To Date or Not To Date: The Good and Bad of Office Dating
To date or not to date? Though it is a corruption of the bard’s famous words, the question remains: is it proper to engage in romantic relationships in the workplace? The popular vote seems to be yes… and no. Proper or not, office romances have a strong impact on the morale and general well-being of co-workers.
Office dating does have a positive side. It keeps workers occupied and decreases boredom by giving the workplace a little excitement, a little colour. Some drama actually gives workers a reason to come to work whether as participants or audiences. Sexually charged workplaces act as incentive for people to look and dress their best, boosting self-confidence and affirming one’s sexuality at the same time.
For most Canadians, the office is, literally, the only place where they can try to find possible mates – barring joining an internet matching website of course. Careers keep people so busy that there is no time for a separate social life. Now that women’s unemployment rate is at a record low – 4.9%, the lines between professional and personal aspects of life have somewhat dimmed. The workplace really is one of the best places to meet future spouses because people can interact casually while observing potential partners. How a person handles a stressful situation tells a lot about their character. For instance if a person is courteous, understanding and outgoing at the office then there is a good chance that he or she would act the same in private. There are exceptions of course.
Another outcome of an office liaison is marriage. Of 300 employees surveyed in an online poll, 55% chose marriage as the most likely outcome of a workplace romance. And when such an occasion arises, most co-workers feel a sense of goodwill towards the couple, as well as each other. Even the managers are delighted that such a relationship bloomed in their very care.
Admittedly, workplace romance is not as bad as it is depicted. When fifteen thousand supervisors and managers were surveyed, 9 in 10 said that “they never, or almost never, witnessed workplace romances that become so problematic that someone from Human Resources has to get involved.” Perhaps the companies are just trying to protect their assets by propagating a taboo on office affairs?
Or perhaps, not. Office dating does have its downside. Accusations of favoritism fly about and participants often find themselves the target of damaging gossip. Workers find the varying degrees of sexual tension between the couple distracting.
It gets to the point when co-workers start to harbor resentment, feeling office friendships violate the safe haven of the workplace. Sexuality should not fit in one’s place of work. They feel that their work has been polluted with issues that did not belong.
Furthermore, there is the problem of decreased productivity and wasted man hours that result from such dalliances. There are times when the couple would find excuses to conveniently “bump” into each other on their way back from lunch. And there is nothing like a lover’s spat to start the tongues wagging and people talking. Whether it ends in marriage or breakup, managers would often lose good workers through this dilemma. The Elle/MSNBC.com survey revealed that 12% of people involved in work romance got transferred or left the company after being found out.
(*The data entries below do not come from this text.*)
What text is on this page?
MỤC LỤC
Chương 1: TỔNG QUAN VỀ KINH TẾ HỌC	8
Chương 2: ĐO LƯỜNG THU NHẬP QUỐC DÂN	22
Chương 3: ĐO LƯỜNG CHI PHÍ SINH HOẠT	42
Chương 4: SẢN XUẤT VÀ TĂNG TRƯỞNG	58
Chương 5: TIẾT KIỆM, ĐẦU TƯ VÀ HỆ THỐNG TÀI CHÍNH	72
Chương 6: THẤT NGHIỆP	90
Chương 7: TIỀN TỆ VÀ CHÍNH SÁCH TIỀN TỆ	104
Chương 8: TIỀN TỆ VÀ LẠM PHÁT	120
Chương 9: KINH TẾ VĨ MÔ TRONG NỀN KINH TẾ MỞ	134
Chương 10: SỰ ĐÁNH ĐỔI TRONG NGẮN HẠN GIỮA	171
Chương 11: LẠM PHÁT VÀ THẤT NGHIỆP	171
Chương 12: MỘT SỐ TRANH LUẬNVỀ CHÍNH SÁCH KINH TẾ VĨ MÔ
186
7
Breakups are particularly bad for the morale of the workers because they become the audience to the drama unfolding. Ex-lovers often retaliate against each other or accuse the other of sexual harassment. Extreme cases even end up in the courts of law. The State of California ruled that any employee can be victimized by sexual harassment even if the person was not propositioned by the accused. This was after a suit was filed by two women against their boss and his many girlfriends who always squabbled over the bosses’ favor. The two women claimed that the affairs of the accused created a “sexually hostile” environment in which they find it hard to work.
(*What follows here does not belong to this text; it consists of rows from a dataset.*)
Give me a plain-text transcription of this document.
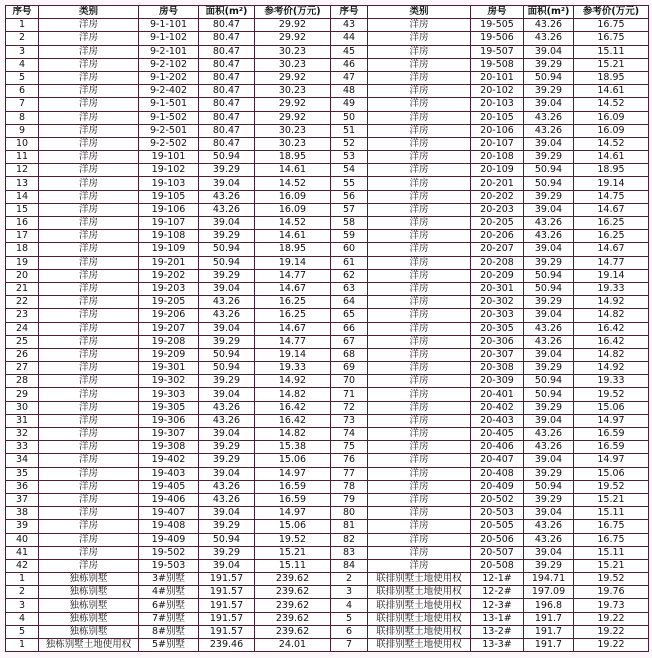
序号	类别	房号	面积(m²)	参考价(万元)	序号	类别	房号	面积(m²)	参考价(万元)
1	洋房	9-1-101	80.47	29.92	43	洋房	19-505	43.26	16.75
2	洋房	9-1-102	80.47	29.92	44	洋房	19-506	43.26	16.75
3	洋房	9-2-101	80.47	30.23	45	洋房	19-507	39.04	15.11
4	洋房	9-2-102	80.47	30.23	46	洋房	19-508	39.29	15.21
5	洋房	9-1-202	80.47	29.92	47	洋房	20-101	50.94	18.95
6	洋房	9-2-402	80.47	30.23	48	洋房	20-102	39.29	14.61
7	洋房	9-1-501	80.47	29.92	49	洋房	20-103	39.04	14.52
8	洋房	9-1-502	80.47	29.92	50	洋房	20-105	43.26	16.09
9	洋房	9-2-501	80.47	30.23	51	洋房	20-106	43.26	16.09
10	洋房	9-2-502	80.47	30.23	52	洋房	20-107	39.04	14.52
11	洋房	19-101	50.94	18.95	53	洋房	20-108	39.29	14.61
12	洋房	19-102	39.29	14.61	54	洋房	20-109	50.94	18.95
13	洋房	19-103	39.04	14.52	55	洋房	20-201	50.94	19.14
14	洋房	19-105	43.26	16.09	56	洋房	20-202	39.29	14.75
15	洋房	19-106	43.26	16.09	57	洋房	20-203	39.04	14.67
16	洋房	19-107	39.04	14.52	58	洋房	20-205	43.26	16.25
17	洋房	19-108	39.29	14.61	59	洋房	20-206	43.26	16.25
18	洋房	19-109	50.94	18.95	60	洋房	20-207	39.04	14.67
19	洋房	19-201	50.94	19.14	61	洋房	20-208	39.29	14.77
20	洋房	19-202	39.29	14.77	62	洋房	20-209	50.94	19.14
21	洋房	19-203	39.04	14.67	63	洋房	20-301	50.94	19.33
22	洋房	19-205	43.26	16.25	64	洋房	20-302	39.29	14.92
23	洋房	19-206	43.26	16.25	65	洋房	20-303	39.04	14.82
24	洋房	19-207	39.04	14.67	66	洋房	20-305	43.26	16.42
25	洋房	19-208	39.29	14.77	67	洋房	20-306	43.26	16.42
26	洋房	19-209	50.94	19.14	68	洋房	20-307	39.04	14.82
27	洋房	19-301	50.94	19.33	69	洋房	20-308	39.29	14.92
28	洋房	19-302	39.29	14.92	70	洋房	20-309	50.94	19.33
29	洋房	19-303	39.04	14.82	71	洋房	20-401	50.94	19.52
30	洋房	19-305	43.26	16.42	72	洋房	20-402	39.29	15.06
31	洋房	19-306	43.26	16.42	73	洋房	20-403	39.04	14.97
32	洋房	19-307	39.04	14.82	74	洋房	20-405	43.26	16.59
33	洋房	19-308	39.29	15.38	75	洋房	20-406	43.26	16.59
34	洋房	19-402	39.29	15.06	76	洋房	20-407	39.04	14.97
35	洋房	19-403	39.04	14.97	77	洋房	20-408	39.29	15.06
36	洋房	19-405	43.26	16.59	78	洋房	20-409	50.94	19.52
37	洋房	19-406	43.26	16.59	79	洋房	20-502	39.29	15.21
38	洋房	19-407	39.04	14.97	80	洋房	20-503	39.04	15.11
39	洋房	19-408	39.29	15.06	81	洋房	20-505	43.26	16.75
40	洋房	19-409	50.94	19.52	82	洋房	20-506	43.26	16.75
41	洋房	19-502	39.29	15.21	83	洋房	20-507	39.04	15.11
42	洋房	19-503	39.04	15.11	84	洋房	20-508	39.29	15.21
1	独栋别墅	3#别墅	191.57	239.62	2	联排别墅土地使用权	12-1#	194.71	19.52
2	独栋别墅	4#别墅	191.57	239.62	3	联排别墅土地使用权	12-2#	197.09	19.76
3	独栋别墅	6#别墅	191.57	239.62	4	联排别墅土地使用权	12-3#	196.8	19.73
4	独栋别墅	7#别墅	191.57	239.62	5	联排别墅土地使用权	13-1#	191.7	19.22
5	独栋别墅	8#别墅	191.57	239.62	6	联排别墅土地使用权	13-2#	191.7	19.22
1	独栋别墅土地使用权	5#别墅	239.46	24.01	7	联排别墅土地使用权	13-3#	191.7	19.22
But there must be something that can be done to bridge the gap between pro-office romance and con-office romance. Most companies have implemented policies against dating between a superior and subordinate. In fact, 6 out of 10 employees who work for companies who have such policies favored this to not having a policy at all.
On the other hand, some companies feel that having such policies would intrude on the workers personal rights. “Innovative companies – especially high tech firms – recognize that their inadvertent function as dating services can actually be a plus, boosting morale and helping the companies attract and retain a young workforce asked to stay put in long hours and travel frequently.” Workers are content to work long hours as long as they are left alone with their personal lives and given a little room to have fun in the office.
Does the positive side of office romance outweigh its negative aspects, or vice versa? Whether one agrees with the pros or cons, there is no denying that workplace romances strongly affect everyone who is present to witness them.